Children born at the height of the Zika epidemic are now 3 years old and struggling with multiple health issues. Many, like Gleyse da Silva's daughter Gigi, still cannot walk or talk, and it's unclear if they ever will.
"There are still many uncertainties," da Silva said. "They don't have many answers. Even today there are a lot of questions."
Is there a treatment or cure for microcephaly or CZS?
There is no cure for microcephaly. Because symptoms range from mild to severe, a child's treatment options vary widely and depend on their individual case.
In Brazil, after the surge in cases, physical therapist Dr. Pepita Duran developed a personalized approach to treatment with exercises to help children improve motor function, a zero-gravity suit to improve posture, and aqua therapy to ease restricted muscles.
"In these three years, we have started to understand how each child is different," Duran told CBS News. "We find a unique approach for each child. The way we touch them, or engage them with a song or a cuddle, is different for each one."
But of the hundreds of children diagnosed in the state, she can only offer free services to nine patients at a time. Other families have to rely on overcrowded public hospitals where wait times for appointments can take hours.
Is there a vaccine for Zika virus?
There is currently no vaccine for Zika, though scientists around the world are working hard to develop one.
Is there a treatment for Zika virus?
There is no specific treatment for Zika. Doctors recommend getting plenty of rest, drinking fluids to prevent dehydration, and taking acetaminophen to reduce fever. Aspirin and other non-steroidal anti-inflammatory drugs (NSAIDS) should not be taken until dengue can be ruled out to reduce the risk of bleeding.
People who are infected with Zika should take steps to protect others, including wearing insect repellent and using condoms during sex.
Will there be another Zika outbreak?
After Zika flared up in Recife, Brazil three years ago, the number of cases in the region just as quickly plummeted back down to very low levels. Dr. Carlos Reinaldo believes there is a simple explanation.
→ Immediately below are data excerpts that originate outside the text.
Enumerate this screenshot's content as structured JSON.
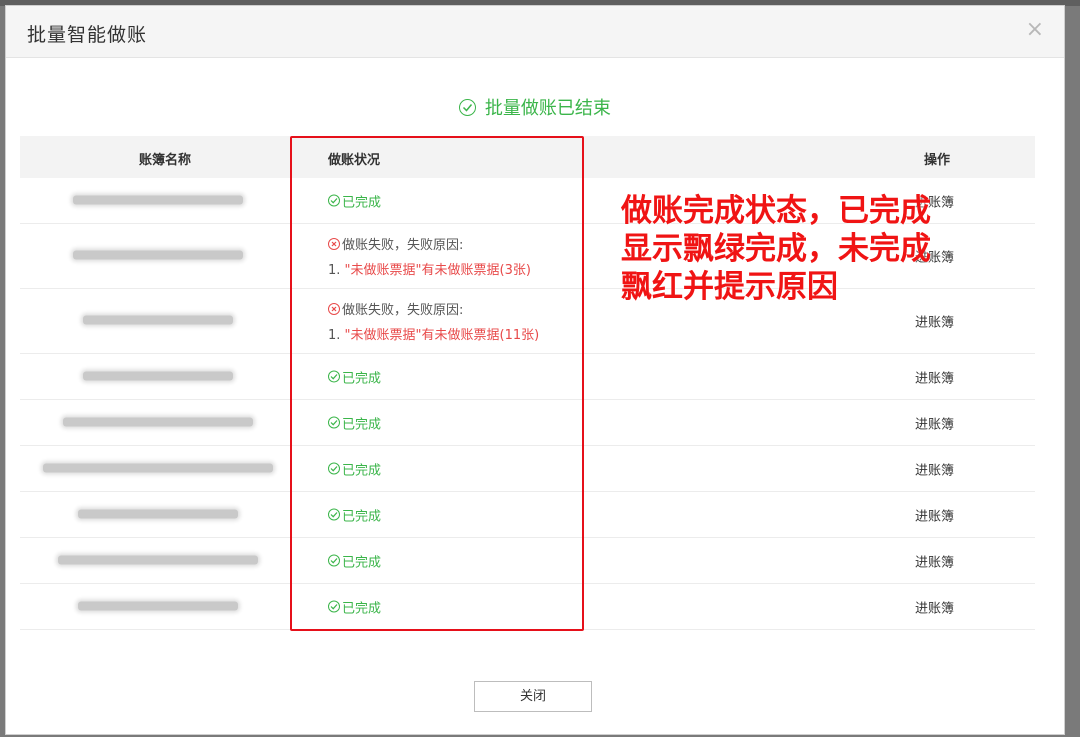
{
  "modal": {
    "title": "批量智能做账",
    "close_glyph": "×",
    "result_text": "批量做账已结束",
    "close_button": "关闭"
  },
  "table": {
    "headers": {
      "name": "账簿名称",
      "status": "做账状况",
      "op": "操作"
    },
    "rows": [
      {
        "name": "西安市某数据科技有限公司",
        "status": "ok",
        "status_text": "已完成",
        "op": "进账簿"
      },
      {
        "name": "陕西省某企业管理有限公司",
        "status": "fail",
        "fail_title": "做账失败，失败原因:",
        "fail_prefix": "1. ",
        "fail_reason_red": "\"未做账票据\"有未做账票据(3张)",
        "op": "进账簿"
      },
      {
        "name": "西安某商贸有限公司",
        "status": "fail",
        "fail_title": "做账失败，失败原因:",
        "fail_prefix": "1. ",
        "fail_reason_red": "\"未做账票据\"有未做账票据(11张)",
        "op": "进账簿"
      },
      {
        "name": "西安某门窗有限公司",
        "status": "ok",
        "status_text": "已完成",
        "op": "进账簿"
      },
      {
        "name": "陕西某建筑装饰工程有限公司",
        "status": "ok",
        "status_text": "已完成",
        "op": "进账簿"
      },
      {
        "name": "陕西某物流供应链管理有限公司",
        "status": "ok",
        "status_text": "已完成",
        "op": "进账簿"
      },
      {
        "name": "陕西某文化传媒有限公司",
        "status": "ok",
        "status_text": "已完成",
        "op": "进账簿"
      },
      {
        "name": "西安某信息技术咨询服务有限公司",
        "status": "ok",
        "status_text": "已完成",
        "op": "进账簿"
      },
      {
        "name": "西安某企业管理有限公司",
        "status": "ok",
        "status_text": "已完成",
        "op": "进账簿"
      }
    ]
  },
  "annotation": {
    "line1": "做账完成状态，已完成",
    "line2": "显示飘绿完成，未完成",
    "line3": "飘红并提示原因"
  },
  "colors": {
    "success": "#3bb54a",
    "failure": "#e84a4a",
    "annotation_red": "#f01414"
  }
}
"There was no immunity against Zika" back in 2015, said Reinaldo, who is an obstetrician. "And practically the entire population was contaminated." Because of this, it created a herd immunity, and the outbreak then dwindled.
But while fears may have subsided, there are still some new cases in the region, a sign that not everyone is immune. In other densely populated areas of Brazil, less than 5 percent of people were infected with Zika, leaving millions more people potentially vulnerable to the virus in the future.
Infectious disease specialist Dr. Esper Kallas says it's a matter of when, not if, Zika will spread to other areas of Brazil like São Paulo.
"One day this virus is going to knock on our door," he said. "And it's going be transmitted."
Kallas is one of the doctors currently working on a vaccine in an effort to be prepared.
"If this happens again, we're not going to have time," he said. "We need to get it ready. We need preparedness."